Zu viel House of Cards geschaut?

  • Neue Westfälische vom 25.04.2026: “Grüne wollen Amtszeit begrenzen”
  • Neue Westfälische vom 02.05.2025 “Das Amt und die Zeit“

Mehrfach gibt Herr Gödecker in seiner Berichterstattung zu, dass der Antrag der Grünen, die Aufsichtsratsmandate in Bad Oeynhausen in allen Gremien auf 10 Jahre zu begrenzen, eine gute Idee ist.

Weil aber die Schlagzeile „Politiker haben eine gute Idee und bringen sie als Antrag ein“ in Zeiten einer Empörungsgesellschaft, die ebendieser Redakteur allzu häufig selbst kritisiert, kaum Klicks und Reichweite bringt, muss natürlich irgendwo noch ein Skandal herbeigeschworen werden.

Portraitfoto von Dr. Christian Fitte
Christian Fitte – stellv. Fraktionsvorsitzender
Man verändere geringfügig die Fakten, die der allgemein informierte Leser im Detail nicht kennt, und unterstellt der Fraktion, die eine gute Idee hatte, nichts weniger als Doppelmoral und Vetternwirtschaft.

Im konkreten Fall unterstellt Herr Gödecker, dass die Grünen ihren ehemaligen Fraktionsvorsitzenden, der damals langjähriges Aufsichtsratsmitglied der SGW war, schützen wollten und nun mit dem Antrag der zukünftigen Amtszeitbegrenzung ihr schlechtes Gewissen heilen wollen.

Was verschwiegen wird: Der damalige Antrag der FDP kam drei Wochen vor der Kommunalwahl. Was, außer einem enormen Verwaltungsaufwand, hätte ein sofortiger Rücktritt gebracht, wenn ebendiese Gremien drei Wochen später sowieso neu besetzt werden?

Außerdem behauptet Herr Gödecker, dass der damalige und der jetzige Antrag deckungsgleich seien. Im FDP-Antrag ging es allerdings ausschließlich um den SGW-Aufsichtsrat in der damals aktuellen Besetzung. Der Antrag der Grünen beinhaltet alle städtischen Unternehmen auch für die Zukunft.
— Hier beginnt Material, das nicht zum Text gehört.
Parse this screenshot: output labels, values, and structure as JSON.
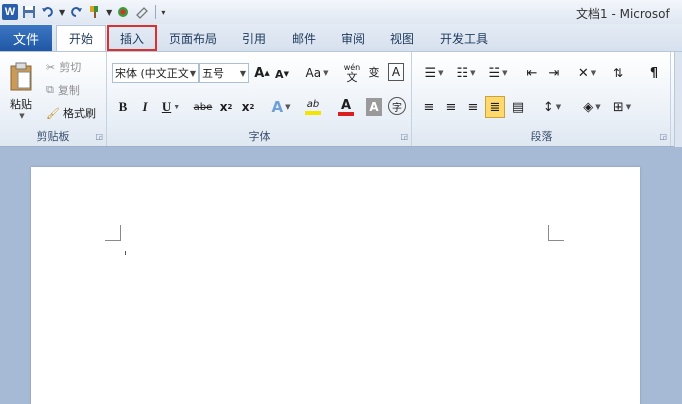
{
  "title_bar": {
    "window_title": "文档1 - Microsof",
    "qat_icons": [
      "word-logo",
      "save-icon",
      "undo-icon",
      "redo-icon",
      "format-painter-icon",
      "color-icon",
      "eraser-icon",
      "customize-icon"
    ],
    "logo_letter": "W"
  },
  "tabs": {
    "file": "文件",
    "items": [
      "开始",
      "插入",
      "页面布局",
      "引用",
      "邮件",
      "审阅",
      "视图",
      "开发工具"
    ],
    "active": "开始",
    "highlighted": "插入"
  },
  "clipboard": {
    "paste": "粘贴",
    "cut": "剪切",
    "copy": "复制",
    "format_painter": "格式刷",
    "label": "剪贴板"
  },
  "font": {
    "font_name": "宋体 (中文正文",
    "font_size": "五号",
    "grow": "A",
    "shrink": "A",
    "change_case": "Aa",
    "phonetic": "wén",
    "char_border": "A",
    "bold": "B",
    "italic": "I",
    "underline": "U",
    "strike": "abe",
    "subscript": "x",
    "superscript": "x",
    "text_effect": "A",
    "highlight": "ab",
    "font_color": "A",
    "char_shading": "A",
    "enclose": "字",
    "label": "字体"
  },
  "paragraph": {
    "label": "段落"
  },
  "colors": {
    "accent": "#2a5da9",
    "highlight_border": "#d93030",
    "font_color_bar": "#d92020",
    "highlight_bar": "#f2e600",
    "justify_active": "#ffd96b"
  }
}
Richtig ist, dass der Antrag eine Lehre aus verbesserungswürdigen Strukturen der Vergangenheit ist. Wenn Fehler der Vergangenheit aber nicht mehr zu heilen sind, ist es zumindest die Pflicht einer verantwortungsvollen Politik, die Strukturen in Zukunft besser zu machen.

Dass ein solcher Versuch in der Lokalpresse derart skandalisiert wird, ist befremdlich.
Mit solch böswilligem Journalismus treibt man nicht nur die Wählerinnen und Wähler in die Arme extremistischer Parteien, (weil die etablierten Parteien ja nur noch an sich selbst denken und nichts mehr auf die Reihe kriegen) sondern sorgt gleichzeitig dafür, dass immer weniger Menschen sich ehrenamtlich um ein politisches Mandat bewerben.